Mr Campbell, who is also president of the Loch Ness Fan Club, which was at the centre of verification attempts with the Apple Maps image, said: "I think the marketing man moved in a long time ago. The Loch Ness Monster phenomenon is a product of some very slick marketing in the 1930s." He wants to get local attractions thinking about ways of linking up.
Loch Ness in the Scottish Highlands. Photo / Thinkstock
One of the speakers will talk about how he was asked by the American actor Charlie Sheen for help in finding Nessie.
While modern interest in the phenomenon of giant inland marine creatures dates back to the inter-war years sparked in part by the success of the 1933 film King Kong the first alleged sighting was recorded, about 100 years after the event, in The Life of Saint Columba, written in the seventh century.
But it was the famous pictures from 1933 and 1934, including the so-called Surgeons Photograph that was revealed as a hoax in the 1970s, which kick-started decades of serious international scientific investigation into the existence or otherwise of Nessie.
Belief in water beasts or kelpies is not confined to Scotland and they continue to exert a powerful influence on the human imagination around the world. Yet amid the pranks, the fame-seekers and the merely drunk, there have been more than 1,000 unexplained sightings.
A depiction of what some believers assume the Loch Ness monster would look like.

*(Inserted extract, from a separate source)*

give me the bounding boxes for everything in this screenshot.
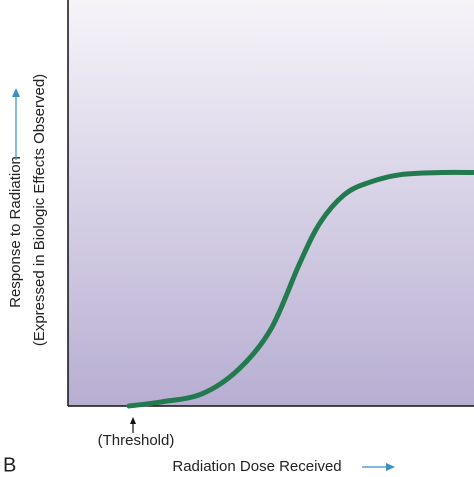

Photo / Thinkstock
Mr Campbell, a chartered accountant whose interest began in 1996 when he saw a "black hump coming out of the water twice in quick succession", said the evidence was real. "Even the most hardened cynic who comes to the area will have a quick look just in case," he said.
Adrian Shine, a naturalist who has been involved in the underwater search for the monster since the 1970s as well as running an award winning exhibition, described official attempts to exploit the legend as "manifestly cynical".
"The whole point about the Loch Ness Monster is that it has not been promoted in this official manner. It has arisen through ordinary peoples experience and what they see and report. It has flourished in spite of official promotion and therein rests in its authenticity," he said.